The default sequence below is not fixed. Email [email protected] to share the questions you want answered and tell us where a region should move up the queue.

Product Rollout

  1. Current pilot: Metro-DC guidance pilot. DC, Northern Virginia, and Maryland suburbs are the first test because one relocation decision can cross three tax systems and many local-government structures. We also have collaborators close to the region, analytics showing heavier early use there, and a civic-minded population that cares about whether public dollars produce competent services.
  2. Likely second: Metro-NYC. Metro-NYC is an important national tri-state area: fiscally, culturally, and symbolically important to the country, and personally important to the project.
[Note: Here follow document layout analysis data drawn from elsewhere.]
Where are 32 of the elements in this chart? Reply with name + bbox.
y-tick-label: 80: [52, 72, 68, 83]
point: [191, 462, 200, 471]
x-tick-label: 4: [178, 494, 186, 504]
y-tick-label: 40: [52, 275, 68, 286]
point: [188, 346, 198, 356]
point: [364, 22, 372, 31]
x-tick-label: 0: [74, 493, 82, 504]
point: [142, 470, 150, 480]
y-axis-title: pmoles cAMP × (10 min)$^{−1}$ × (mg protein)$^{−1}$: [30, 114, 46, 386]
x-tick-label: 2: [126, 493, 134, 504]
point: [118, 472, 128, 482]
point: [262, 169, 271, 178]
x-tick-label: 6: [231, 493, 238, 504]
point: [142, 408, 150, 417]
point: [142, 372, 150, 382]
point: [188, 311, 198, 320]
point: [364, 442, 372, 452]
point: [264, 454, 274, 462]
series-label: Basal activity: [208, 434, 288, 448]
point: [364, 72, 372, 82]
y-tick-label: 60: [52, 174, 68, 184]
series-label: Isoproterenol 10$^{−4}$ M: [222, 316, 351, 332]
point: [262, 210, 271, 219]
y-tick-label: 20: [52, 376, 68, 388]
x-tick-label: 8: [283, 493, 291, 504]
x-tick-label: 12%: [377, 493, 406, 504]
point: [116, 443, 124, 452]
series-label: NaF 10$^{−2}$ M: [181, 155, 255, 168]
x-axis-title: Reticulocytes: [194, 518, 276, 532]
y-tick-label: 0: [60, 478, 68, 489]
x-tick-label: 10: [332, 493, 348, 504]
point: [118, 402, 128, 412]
It also builds on the app's deeper New York public-finance substrate while forcing us to handle NYC, Yonkers/Westchester, Long Island, northern New Jersey, Connecticut, and commuter-rule complexity carefully.
  3. High-priority follow-on: Greater Boston and New England. The Boston, New Hampshire, and Rhode Island network is a priority because of collaborator ties and because New England's town-first governance model is an important national archetype.
  4. Likely fourth if demand does not redirect us: Metro-Cincinnati. Metro-Cincinnati is a cross-border Ohio, Kentucky, and Indiana metro with deep personal interest for the project and enough jurisdiction complexity to be a useful national test case after the larger coastal metros.
  5. Additional metros and states by demand. User behavior matters. If people use the site, send questions, and ask for a specific region, that can move it ahead of the default queue.

What This Roadmap Is Not

This is not a promise that every listed state has complete tax, school, service, infrastructure, or pension coverage today. It is an honest ordering of where we expect to collect and validate source-backed data next, subject to source quality, user demand, and reviewable methodology.